Kiyosaki proceeded to cite the case of Bill Gates: the Microsoft mogul never actually graduated from college, but did that keep him from making his fortune?  No way!  Diplomas are nice, but they don't reliably add up to more money.

Robert Kiyosaki says that the only true prerequisites to being rich are that one must be determined and a quick study. Beyond that, it's all about what you know. One of the first things you need to know about becoming rich is where you fall on the Cash Flow Quadrant.

Kiyosaki's "Rich Dad," actually his childhood best friend's father, is the one who introduced him to the Cash Flow Quadrant, a handy diagram that visually illustrates the ways in which individuals with different personalities relate to money.  It consists of a square split into four quadrants, labeled 'E' (Employee), 'S' (Self-employed), 'B' (Business), and 'I' (Investor).  If your aim is to become rich, you're going to have to set your sights on the 'B' and 'I' quadrants of the diagram.

What Robert Kiyosaki means when he says that in order to build wealth, you need to be a quick learner, is that you must learn the ropes of investing.  Following in the steps of "Rich Dad," Kiyosaki himself invested in real estate- a great choice for anyone considering investing, as so much depends on it.  In his "Rich Dad," book, he points out how many of Hawaii's businesses were located on land owned by Rich Dad.

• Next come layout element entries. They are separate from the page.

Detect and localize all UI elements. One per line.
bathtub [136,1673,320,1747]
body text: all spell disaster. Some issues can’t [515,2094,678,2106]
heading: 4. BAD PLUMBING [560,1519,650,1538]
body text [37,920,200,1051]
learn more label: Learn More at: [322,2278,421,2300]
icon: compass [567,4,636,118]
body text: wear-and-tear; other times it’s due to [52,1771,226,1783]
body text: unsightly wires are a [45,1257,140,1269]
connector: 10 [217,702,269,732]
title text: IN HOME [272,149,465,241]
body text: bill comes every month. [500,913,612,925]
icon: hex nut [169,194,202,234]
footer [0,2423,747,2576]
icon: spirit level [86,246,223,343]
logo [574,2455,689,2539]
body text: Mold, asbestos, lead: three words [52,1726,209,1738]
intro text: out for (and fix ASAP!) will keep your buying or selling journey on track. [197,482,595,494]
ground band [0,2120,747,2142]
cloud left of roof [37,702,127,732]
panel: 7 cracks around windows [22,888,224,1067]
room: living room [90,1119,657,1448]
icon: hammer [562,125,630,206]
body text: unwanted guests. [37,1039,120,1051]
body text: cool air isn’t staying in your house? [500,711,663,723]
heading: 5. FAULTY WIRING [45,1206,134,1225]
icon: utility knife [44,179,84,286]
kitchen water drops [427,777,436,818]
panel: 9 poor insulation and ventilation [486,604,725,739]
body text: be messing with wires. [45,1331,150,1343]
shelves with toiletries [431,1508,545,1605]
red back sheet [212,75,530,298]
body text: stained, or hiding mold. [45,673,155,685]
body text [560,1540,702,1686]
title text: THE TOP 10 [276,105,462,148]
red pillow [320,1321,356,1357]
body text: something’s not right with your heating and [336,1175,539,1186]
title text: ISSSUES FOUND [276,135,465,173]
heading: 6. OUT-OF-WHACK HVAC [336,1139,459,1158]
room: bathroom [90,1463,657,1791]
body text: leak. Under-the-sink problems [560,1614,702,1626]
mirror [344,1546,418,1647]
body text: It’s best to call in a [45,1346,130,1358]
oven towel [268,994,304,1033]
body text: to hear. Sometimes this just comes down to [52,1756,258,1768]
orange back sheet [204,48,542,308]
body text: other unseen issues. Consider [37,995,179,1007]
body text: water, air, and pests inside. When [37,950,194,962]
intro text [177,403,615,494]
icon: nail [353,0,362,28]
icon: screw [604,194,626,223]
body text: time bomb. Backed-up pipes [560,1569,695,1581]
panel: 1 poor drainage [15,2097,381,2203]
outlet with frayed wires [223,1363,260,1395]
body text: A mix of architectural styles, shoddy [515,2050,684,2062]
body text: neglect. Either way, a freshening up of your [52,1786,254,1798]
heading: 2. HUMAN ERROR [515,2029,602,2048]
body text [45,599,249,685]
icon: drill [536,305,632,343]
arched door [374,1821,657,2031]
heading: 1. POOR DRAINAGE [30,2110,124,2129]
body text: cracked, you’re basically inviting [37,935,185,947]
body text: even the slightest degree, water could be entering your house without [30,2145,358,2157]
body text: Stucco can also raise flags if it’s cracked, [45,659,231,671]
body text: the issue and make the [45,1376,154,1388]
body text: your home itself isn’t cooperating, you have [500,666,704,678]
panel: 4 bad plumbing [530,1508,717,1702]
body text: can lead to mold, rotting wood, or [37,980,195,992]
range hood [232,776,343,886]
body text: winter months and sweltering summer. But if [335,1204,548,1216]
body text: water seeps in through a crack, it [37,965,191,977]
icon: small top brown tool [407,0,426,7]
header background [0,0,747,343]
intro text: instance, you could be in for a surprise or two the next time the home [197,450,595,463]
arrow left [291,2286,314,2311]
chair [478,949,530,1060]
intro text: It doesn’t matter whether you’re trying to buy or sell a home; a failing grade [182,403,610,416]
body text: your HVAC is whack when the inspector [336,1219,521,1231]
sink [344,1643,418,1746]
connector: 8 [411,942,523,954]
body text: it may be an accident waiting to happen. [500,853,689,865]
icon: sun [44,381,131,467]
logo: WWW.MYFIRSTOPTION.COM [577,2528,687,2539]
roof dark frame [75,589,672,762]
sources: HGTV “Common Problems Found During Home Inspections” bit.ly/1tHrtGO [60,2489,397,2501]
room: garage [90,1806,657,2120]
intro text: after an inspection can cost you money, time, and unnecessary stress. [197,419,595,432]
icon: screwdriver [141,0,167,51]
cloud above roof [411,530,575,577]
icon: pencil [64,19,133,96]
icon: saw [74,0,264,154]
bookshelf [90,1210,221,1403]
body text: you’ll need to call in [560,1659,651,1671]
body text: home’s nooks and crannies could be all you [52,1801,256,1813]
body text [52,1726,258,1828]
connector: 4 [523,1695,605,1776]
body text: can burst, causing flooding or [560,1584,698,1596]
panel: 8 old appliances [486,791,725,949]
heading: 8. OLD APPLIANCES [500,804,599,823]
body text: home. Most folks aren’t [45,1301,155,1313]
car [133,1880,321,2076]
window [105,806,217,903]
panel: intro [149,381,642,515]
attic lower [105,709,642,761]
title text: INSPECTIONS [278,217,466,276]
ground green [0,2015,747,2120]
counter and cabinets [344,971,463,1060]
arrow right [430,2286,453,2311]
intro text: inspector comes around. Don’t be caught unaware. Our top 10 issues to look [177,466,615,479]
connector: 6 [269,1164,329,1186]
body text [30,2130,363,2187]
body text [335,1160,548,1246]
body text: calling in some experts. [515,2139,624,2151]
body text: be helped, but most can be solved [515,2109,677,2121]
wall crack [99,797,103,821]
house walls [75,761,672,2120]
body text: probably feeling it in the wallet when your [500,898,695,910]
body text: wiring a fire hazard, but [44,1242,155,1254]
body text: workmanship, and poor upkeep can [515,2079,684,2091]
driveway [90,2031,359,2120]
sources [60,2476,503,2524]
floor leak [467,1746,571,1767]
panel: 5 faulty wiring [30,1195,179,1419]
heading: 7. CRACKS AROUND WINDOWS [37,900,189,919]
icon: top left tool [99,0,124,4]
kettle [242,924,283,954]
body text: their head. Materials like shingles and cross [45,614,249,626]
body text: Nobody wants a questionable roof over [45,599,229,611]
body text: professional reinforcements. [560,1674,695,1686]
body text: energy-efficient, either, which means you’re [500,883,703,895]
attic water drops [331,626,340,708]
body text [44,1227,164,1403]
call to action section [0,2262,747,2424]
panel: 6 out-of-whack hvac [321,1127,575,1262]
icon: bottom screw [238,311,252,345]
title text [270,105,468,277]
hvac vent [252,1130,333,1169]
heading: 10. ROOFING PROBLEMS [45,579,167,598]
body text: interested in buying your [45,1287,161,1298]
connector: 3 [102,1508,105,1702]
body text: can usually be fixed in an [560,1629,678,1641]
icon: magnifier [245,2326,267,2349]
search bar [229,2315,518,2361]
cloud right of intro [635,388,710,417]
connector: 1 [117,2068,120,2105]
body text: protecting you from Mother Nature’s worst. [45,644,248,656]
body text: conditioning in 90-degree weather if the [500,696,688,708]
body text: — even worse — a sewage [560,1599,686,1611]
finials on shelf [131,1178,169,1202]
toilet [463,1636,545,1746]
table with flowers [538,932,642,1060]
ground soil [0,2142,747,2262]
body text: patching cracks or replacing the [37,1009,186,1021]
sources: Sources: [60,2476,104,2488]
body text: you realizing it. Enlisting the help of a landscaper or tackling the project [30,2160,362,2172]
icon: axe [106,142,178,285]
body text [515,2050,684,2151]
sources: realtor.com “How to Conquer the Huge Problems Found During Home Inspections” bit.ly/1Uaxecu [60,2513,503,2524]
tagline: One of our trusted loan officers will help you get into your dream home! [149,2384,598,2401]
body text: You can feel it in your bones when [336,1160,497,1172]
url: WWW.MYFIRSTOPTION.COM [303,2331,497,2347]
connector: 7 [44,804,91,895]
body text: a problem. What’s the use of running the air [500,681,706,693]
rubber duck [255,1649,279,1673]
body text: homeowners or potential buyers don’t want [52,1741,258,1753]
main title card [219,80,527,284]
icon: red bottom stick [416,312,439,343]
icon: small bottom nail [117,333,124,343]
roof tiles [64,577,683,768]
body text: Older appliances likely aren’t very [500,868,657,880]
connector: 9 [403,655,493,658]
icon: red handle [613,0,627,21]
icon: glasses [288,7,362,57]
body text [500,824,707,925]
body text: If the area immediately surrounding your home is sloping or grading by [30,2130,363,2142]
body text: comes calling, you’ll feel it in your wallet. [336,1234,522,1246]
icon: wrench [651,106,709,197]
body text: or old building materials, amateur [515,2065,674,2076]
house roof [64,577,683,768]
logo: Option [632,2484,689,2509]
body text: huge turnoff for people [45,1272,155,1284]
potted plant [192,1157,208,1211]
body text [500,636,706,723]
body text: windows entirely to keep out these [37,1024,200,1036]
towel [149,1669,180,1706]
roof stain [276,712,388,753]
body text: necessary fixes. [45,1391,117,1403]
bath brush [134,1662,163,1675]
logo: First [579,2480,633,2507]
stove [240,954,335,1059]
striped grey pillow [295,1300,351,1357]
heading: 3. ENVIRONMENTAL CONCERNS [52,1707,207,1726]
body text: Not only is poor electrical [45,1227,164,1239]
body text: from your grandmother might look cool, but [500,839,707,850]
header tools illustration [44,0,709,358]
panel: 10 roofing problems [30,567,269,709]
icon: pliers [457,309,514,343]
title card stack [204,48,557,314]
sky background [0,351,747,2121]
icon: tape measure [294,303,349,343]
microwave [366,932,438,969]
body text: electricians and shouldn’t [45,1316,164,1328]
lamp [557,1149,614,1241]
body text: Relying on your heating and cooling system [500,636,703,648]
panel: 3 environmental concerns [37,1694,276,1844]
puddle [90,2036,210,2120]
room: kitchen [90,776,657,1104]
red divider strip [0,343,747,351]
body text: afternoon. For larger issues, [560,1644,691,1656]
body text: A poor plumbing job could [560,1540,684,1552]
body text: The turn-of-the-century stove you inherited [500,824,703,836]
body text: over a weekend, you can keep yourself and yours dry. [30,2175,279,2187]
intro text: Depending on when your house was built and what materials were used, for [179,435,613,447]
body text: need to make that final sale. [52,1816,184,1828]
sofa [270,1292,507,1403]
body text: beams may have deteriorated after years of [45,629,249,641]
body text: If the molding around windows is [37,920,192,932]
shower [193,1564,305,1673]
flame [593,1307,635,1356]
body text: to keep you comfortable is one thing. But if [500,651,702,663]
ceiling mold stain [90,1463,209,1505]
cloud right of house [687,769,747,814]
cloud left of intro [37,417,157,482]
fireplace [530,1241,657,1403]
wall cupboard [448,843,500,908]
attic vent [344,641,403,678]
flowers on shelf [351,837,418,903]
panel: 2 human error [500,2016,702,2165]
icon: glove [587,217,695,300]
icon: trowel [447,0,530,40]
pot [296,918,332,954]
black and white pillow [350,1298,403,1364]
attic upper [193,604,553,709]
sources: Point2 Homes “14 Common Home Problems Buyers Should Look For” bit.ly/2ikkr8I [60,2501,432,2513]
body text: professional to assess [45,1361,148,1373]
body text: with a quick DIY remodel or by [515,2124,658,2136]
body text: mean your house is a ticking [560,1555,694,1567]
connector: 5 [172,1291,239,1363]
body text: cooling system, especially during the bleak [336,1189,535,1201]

This isn't about learning the minutiae of real estate investing and immersing yourself in every technical point and statistic- these things are important and useful for  investors, but this expertise can come in the form of a profession that you hire to make these in-depth decisions for you.  You only need to understand the subject matter to the extent that you can recognize an expert when you see one.

That is a far cry from thinking like a Self-employed person. According to Kiyosaki, a self-employed person is someone who owns a job, not a business. You don't own a true business, he said, unless you can leave it for a year and return to find it still making money for you. Businesspeople, he said, know better than to try to do everything themselves. In order to save time and money, they hire people to do the things they can't do or don't have time to do. That's why hiring a qualified real estate professional to guide you in your decisions can be a good investment in and of itself.

At the end of the day, you only really need to have a certain level of knowledge regarding the ins and outs of Minnesota real estate, and the experts you hire can guide you the rest of the way. If you take one thing from reading this article, let it be this: if you aspire to be rich, it's time for you to make the move to the 'I' quarter of the Cash Flow Quadrant.